Submitted by: Joe Golio <joseph.golio@emc.com>
Obtained from: EMC / Isilon Storage Division
MFC after: 3 days
jimharris [Wed, 26 Jun 2013 23:32:45 +0000 (23:32 +0000)]
Fail any passthrough command whose transfer size exceeds the controller's
max transfer size. This guards against rogue commands coming in from
userspace.
Also add KASSERTS for the virtual address and unmapped bio cases, if the
transfer size exceeds the controller's max transfer size.
jimharris [Wed, 26 Jun 2013 23:27:17 +0000 (23:27 +0000)]
Use MAXPHYS to specify the maximum I/O size for nvme(4).
Also allow admin commands to transfer up to this maximum I/O size, rather
than the artificial limit previously imposed. The larger I/O size is very
beneficial for upcoming firmware download support. This has the added
benefit of simplifying the code since both admin and I/O commands now use
the same maximum I/O size.
jimharris [Wed, 26 Jun 2013 23:20:08 +0000 (23:20 +0000)]
Create #defines for NVME_CTRLR_PREFIX and NVME_NS_PREFIX for the "nvme"
and "ns" strings, rather than hardcoding the string values throughout the
nvmecontrol code base.
jimharris [Wed, 26 Jun 2013 23:11:20 +0000 (23:11 +0000)]
Add an nvme_function structure array, defining the name, C function and
usage message for each nvmecontrol command. This helps reduce some code
clutter both now and for future commits which will add logpage and
firmware support to nvmecontrol(8).
Also move helper function prototypes to the end of the header file, after
the per-command functions.
jimharris [Wed, 26 Jun 2013 22:08:45 +0000 (22:08 +0000)]
For ATA_PASSTHROUGH commands, pretend isci(4) supports multiword DMA
by treating it as UDMA.
This fixes a problem introduced in r249933/r249939, where CAM sends
ATA_DSM_TRIM to SATA devices using ATA_PASSTHROUGH_16. scsi_ata_trim()
sets protocol as DMA (not UDMA) which is for multi-word DMA, even
though no such mode is selected for the device. isci(4) would fail
these commands which is the correct behavior but not consistent with
other HBAs, namely LSI's.
smh@ did some further testing on an LSI controller, which rejected
ATA_PASSTHROUGH_16 commands with mode=UDMA_OUT, even though only
a UDMA mode was selected on the device. So this precludes adding
any kind of mode detection in CAM to determine which mode to use on
a per-device basis.
gibbs [Wed, 26 Jun 2013 20:39:07 +0000 (20:39 +0000)]

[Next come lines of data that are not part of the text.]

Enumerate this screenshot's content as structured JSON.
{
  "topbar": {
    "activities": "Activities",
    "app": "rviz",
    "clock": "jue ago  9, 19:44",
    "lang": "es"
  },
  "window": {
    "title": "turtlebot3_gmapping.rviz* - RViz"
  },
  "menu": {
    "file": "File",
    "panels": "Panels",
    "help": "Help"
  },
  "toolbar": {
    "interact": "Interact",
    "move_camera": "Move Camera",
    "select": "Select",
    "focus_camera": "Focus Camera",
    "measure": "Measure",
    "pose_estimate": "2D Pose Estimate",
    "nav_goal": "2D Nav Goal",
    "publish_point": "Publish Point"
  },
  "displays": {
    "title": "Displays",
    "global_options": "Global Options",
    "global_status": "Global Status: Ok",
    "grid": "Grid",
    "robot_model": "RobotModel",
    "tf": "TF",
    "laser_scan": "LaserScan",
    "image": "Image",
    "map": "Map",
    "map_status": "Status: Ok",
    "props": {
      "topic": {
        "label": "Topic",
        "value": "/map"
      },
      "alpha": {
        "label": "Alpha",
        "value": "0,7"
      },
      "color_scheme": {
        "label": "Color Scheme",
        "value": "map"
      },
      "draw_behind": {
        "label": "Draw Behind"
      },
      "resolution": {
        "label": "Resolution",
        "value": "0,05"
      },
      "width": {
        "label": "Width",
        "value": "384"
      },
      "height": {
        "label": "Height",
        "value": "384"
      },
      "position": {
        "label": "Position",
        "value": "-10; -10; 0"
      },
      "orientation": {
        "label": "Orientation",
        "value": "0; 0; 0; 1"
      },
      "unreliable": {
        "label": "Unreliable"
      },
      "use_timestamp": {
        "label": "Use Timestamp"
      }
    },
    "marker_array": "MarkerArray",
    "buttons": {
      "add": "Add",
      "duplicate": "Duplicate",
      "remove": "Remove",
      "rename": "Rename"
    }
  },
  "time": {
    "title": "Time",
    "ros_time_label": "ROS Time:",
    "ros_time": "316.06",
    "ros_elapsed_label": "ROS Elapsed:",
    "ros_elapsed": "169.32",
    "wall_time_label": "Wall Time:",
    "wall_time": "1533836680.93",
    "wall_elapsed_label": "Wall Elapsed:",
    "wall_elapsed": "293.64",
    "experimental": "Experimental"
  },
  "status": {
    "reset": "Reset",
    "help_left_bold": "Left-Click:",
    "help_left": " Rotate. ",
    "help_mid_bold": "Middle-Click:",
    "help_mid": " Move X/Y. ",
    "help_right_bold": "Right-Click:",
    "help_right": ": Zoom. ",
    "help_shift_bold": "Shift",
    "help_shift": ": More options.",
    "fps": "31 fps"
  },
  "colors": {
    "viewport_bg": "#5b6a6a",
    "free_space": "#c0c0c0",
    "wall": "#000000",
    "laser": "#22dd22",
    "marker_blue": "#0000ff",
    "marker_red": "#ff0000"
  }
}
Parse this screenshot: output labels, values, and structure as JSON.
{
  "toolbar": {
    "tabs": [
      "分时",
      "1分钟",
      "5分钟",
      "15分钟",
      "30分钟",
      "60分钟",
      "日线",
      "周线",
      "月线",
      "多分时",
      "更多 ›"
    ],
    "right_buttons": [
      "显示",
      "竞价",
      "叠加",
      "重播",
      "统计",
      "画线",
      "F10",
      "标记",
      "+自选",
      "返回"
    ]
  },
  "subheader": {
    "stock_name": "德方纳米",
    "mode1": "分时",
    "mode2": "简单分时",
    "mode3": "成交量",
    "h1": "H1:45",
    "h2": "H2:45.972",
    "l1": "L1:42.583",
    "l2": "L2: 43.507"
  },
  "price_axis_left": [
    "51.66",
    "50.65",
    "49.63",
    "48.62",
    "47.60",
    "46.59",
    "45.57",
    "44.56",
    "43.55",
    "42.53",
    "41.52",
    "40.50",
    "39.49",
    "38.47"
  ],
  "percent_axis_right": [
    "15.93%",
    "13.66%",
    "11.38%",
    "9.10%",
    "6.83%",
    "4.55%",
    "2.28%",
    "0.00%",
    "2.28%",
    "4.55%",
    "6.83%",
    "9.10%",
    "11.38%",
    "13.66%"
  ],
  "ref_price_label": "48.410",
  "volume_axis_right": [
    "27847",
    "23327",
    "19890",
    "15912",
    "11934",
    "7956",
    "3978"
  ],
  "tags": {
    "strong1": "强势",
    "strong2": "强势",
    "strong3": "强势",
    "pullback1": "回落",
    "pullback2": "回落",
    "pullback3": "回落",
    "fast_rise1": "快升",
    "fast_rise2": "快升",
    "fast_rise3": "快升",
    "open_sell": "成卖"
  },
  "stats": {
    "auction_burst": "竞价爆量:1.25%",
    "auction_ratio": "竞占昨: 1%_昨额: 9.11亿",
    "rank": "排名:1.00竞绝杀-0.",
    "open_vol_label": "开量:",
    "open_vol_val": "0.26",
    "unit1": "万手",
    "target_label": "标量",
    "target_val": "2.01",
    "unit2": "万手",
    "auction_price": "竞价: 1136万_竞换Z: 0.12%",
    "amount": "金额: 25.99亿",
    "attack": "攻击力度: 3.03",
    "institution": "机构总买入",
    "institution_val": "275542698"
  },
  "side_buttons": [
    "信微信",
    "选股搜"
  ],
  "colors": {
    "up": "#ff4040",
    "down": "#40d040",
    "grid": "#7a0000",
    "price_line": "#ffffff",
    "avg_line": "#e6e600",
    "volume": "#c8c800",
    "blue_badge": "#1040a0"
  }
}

In the Xen block front driver, take advantage of backends that
support cache flush and write barrier commands.
sys/dev/xen/blkfront/block.h:
Add per-command flag that specifies that the I/O queue must
be frozen after this command is dispatched. This is used
to implement "single-stepping".
Remove the unused per-command flag that indicates a polled
command.
Add block device instance flags to record backend features.
Add a block device instance flag to indicate the I/O queue
is frozen until all outstanding I/O completes.
Enhance the queue API to allow the number of elements in a
queue to be interrogated.
Prefer "inline" to "__inline".
sys/dev/xen/blkfront/blkfront.c:
Formalize queue freeze semantics by adding methods for both
global and command-associated queue freezing.
Provide mechanism to freeze the I/O queue until all outstanding
I/O completes. Use this to implement barrier semantics
(BIO_ORDERED) when the backend does not support
BLKIF_OP_WRITE_BARRIER commands.
Implement BIO_FLUSH as either a BLKIF_OP_FLUSH_DISKCACHE
command or a 0 byte write barrier. Currently, all publicly
available backends perform a diskcache flush when processing
barrier commands, and this frontend behavior matches what
is done in Linux.
Simplify code by using new queue length API.
Report backend features during device attach and via sysctl.